Гришутка, восково-бледный, с широко раскрытыми глазами, в которых запечатлелась предсмертная мука, лежал, склонив голову набок. Разбитый чем-то острым затылок был закрыт веткой ели.
Чья рука поднялась на этого юношу, единственного сына вдовы Хороводько, потерявшей в революцию своего мужа, мельничного батрака, а позднее сельского комбедчика?
Весть о смерти сына свалила с ног старуху мать, и ее, полумертвую, отхаживали соседки, а сын лежал безмолвный, храня тайну своей гибели.
Смерть Гришутки взбудоражила село. У юного комсомольского вожака и батрацкого защитника оказалось на селе больше друзей, нежели врагов.
Потрясенная этой смертью, Ракитина плакала у себя в комнате и, когда к пей вошел Корчагин, даже не подняла головы.
— Как ты думаешь, Ракитина, кто его убил? — глухо спросил Корчагин, тяжело опускаясь на стул. — Кто же иначе, как не эта Мельникова компания! Ведь этим контрабандистам Гришутка стал поперек горла.

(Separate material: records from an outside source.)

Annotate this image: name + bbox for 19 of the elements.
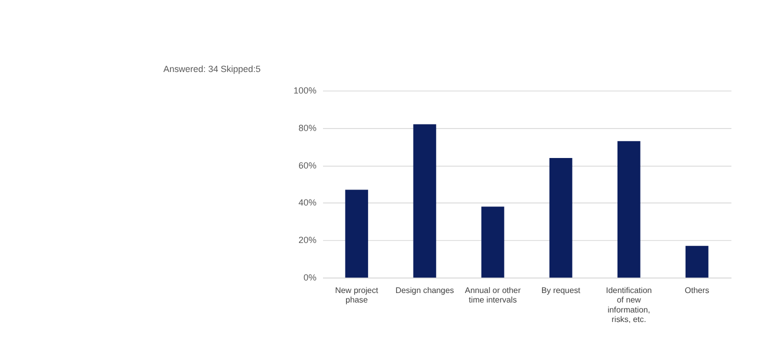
text: Answered: 34 Skipped:5	[163, 64, 261, 74]
bar	[686, 246, 708, 278]
y-tick-label: 0%	[304, 272, 317, 283]
x-tick-label: New project phase	[335, 286, 379, 305]
y-tick-label: 60%	[298, 160, 317, 170]
bar	[345, 190, 368, 278]
bar	[481, 206, 504, 278]
y-tick-label: 40%	[298, 198, 317, 208]
y-tick-label: 100%	[294, 85, 317, 96]
x-tick-label: Others	[684, 286, 710, 295]
bar	[549, 158, 572, 278]
x-tick-label: Design changes	[395, 286, 454, 295]
y-tick-label: 20%	[298, 235, 317, 246]
x-tick-label: Annual or other time intervals	[464, 286, 521, 305]
x-tick-label: By request	[541, 286, 582, 295]
bar	[617, 141, 640, 278]
x-tick-label: Identification of new information, risks, etc.	[606, 286, 652, 324]
y-tick-label: 80%	[298, 122, 317, 133]
bar	[413, 124, 436, 278]
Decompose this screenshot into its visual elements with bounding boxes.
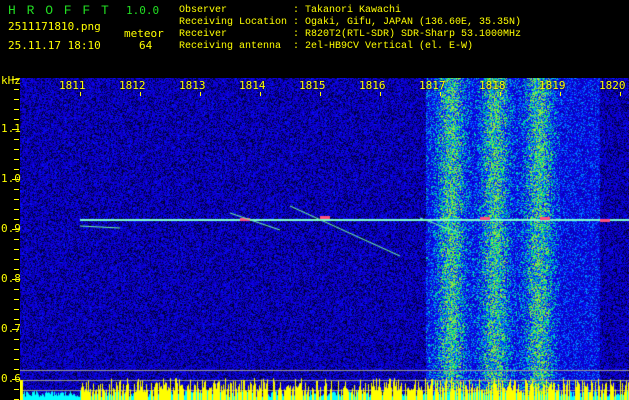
x-tick-label: 1813 [179,79,206,92]
info-label: Receiving Location [179,17,288,28]
info-label: Receiver [179,29,228,40]
y-tick [12,329,19,330]
y-tick [14,319,19,320]
y-tick-label: 1.1 [1,122,21,135]
y-tick [14,219,19,220]
x-tick-label: 1814 [239,79,266,92]
y-tick [14,159,19,160]
y-tick [12,379,19,380]
y-unit-label: kHz [1,74,21,87]
x-tick-label: 1815 [299,79,326,92]
y-tick [12,279,19,280]
app-logo: H R O F F T [8,3,111,18]
y-tick [14,339,19,340]
info-sep: : [293,29,300,40]
info-label: Observer [179,5,228,16]
x-tick [620,92,621,96]
x-tick [560,92,561,96]
y-tick [14,209,19,210]
x-tick [380,92,381,96]
y-tick-label: 1.0 [1,172,21,185]
y-tick [14,109,19,110]
y-tick [14,139,19,140]
x-tick-label: 1818 [479,79,506,92]
info-sep: : [293,17,300,28]
y-tick [14,299,19,300]
y-tick [14,149,19,150]
y-tick [14,259,19,260]
y-tick [12,79,19,80]
y-tick-label: 0.8 [1,272,21,285]
y-tick [14,119,19,120]
x-tick [260,92,261,96]
y-tick [12,129,19,130]
meteor-label: meteor [124,27,164,40]
info-sep: : [293,5,300,16]
info-value: R820T2(RTL-SDR) SDR-Sharp 53.1000MHz [305,29,522,40]
y-tick [12,229,19,230]
y-tick [12,179,19,180]
y-tick [14,389,19,390]
y-tick [14,309,19,310]
y-tick-label: 0.7 [1,322,21,335]
file-datetime: 25.11.17 18:10 [8,39,101,52]
y-tick [14,239,19,240]
info-sep: : [293,41,300,52]
y-tick [14,369,19,370]
y-tick [14,269,19,270]
x-tick [320,92,321,96]
x-tick [140,92,141,96]
y-tick [14,189,19,190]
meteor-count: 64 [139,39,153,52]
y-tick [14,359,19,360]
y-tick [14,249,19,250]
info-value: Takanori Kawachi [305,5,402,16]
y-tick [14,89,19,90]
y-tick-label: 0.6 [1,372,21,385]
y-tick [14,349,19,350]
x-tick [200,92,201,96]
file-name: 2511171810.png [8,20,101,33]
y-tick [14,199,19,200]
x-tick-label: 1816 [359,79,386,92]
x-tick [500,92,501,96]
x-tick-label: 1817 [419,79,446,92]
spectrogram [20,78,629,400]
x-tick-label: 1812 [119,79,146,92]
x-tick [440,92,441,96]
y-tick [14,99,19,100]
x-tick-label: 1819 [539,79,566,92]
info-value: 2el-HB9CV Vertical (el. E-W) [305,41,474,52]
x-tick [80,92,81,96]
y-tick [14,289,19,290]
info-label: Receiving antenna [179,41,282,52]
info-value: Ogaki, Gifu, JAPAN (136.60E, 35.35N) [305,17,522,28]
y-tick [14,169,19,170]
x-tick-label: 1820 [599,79,626,92]
app-version: 1.0.0 [126,4,160,17]
x-tick-label: 1811 [59,79,86,92]
y-tick-label: 0.9 [1,222,21,235]
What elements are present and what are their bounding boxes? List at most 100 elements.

Хоронить Гришутку пришли два села. Прицел свой батальон Корчагин, вся комсомольская организация пришла отдать последний долг своему товарищу. Двести пятьдесят штыков пограничной роты выстроил Гаврилов на площади сельсовета. Под печальные звуки прощального марша вынесли запеленатый в красное гроб и поставили на площади, где была вырыта могила рядом с похороненными в гражданскую большевиками-партизанами.
Кровь Гришутки сплотила тех, за кого он всегда стоял горой. Батрацкая молодежь и беднота обещали ячейке поддержку, и все, кто говорил, пылая гневом, требовали смерти убийцам, требовали найти их и судить здесь, на площади, у этой могилы, чтобы каждый видел в лицо врага.
Трижды загрохотал залп, и на свежую могилу легли хвойные ветви. В тот же вечер ячейка избрала нового секретаря — Ракитину. Из погранпоста ГПУ сообщили Корчагину, что там напали на след убийц.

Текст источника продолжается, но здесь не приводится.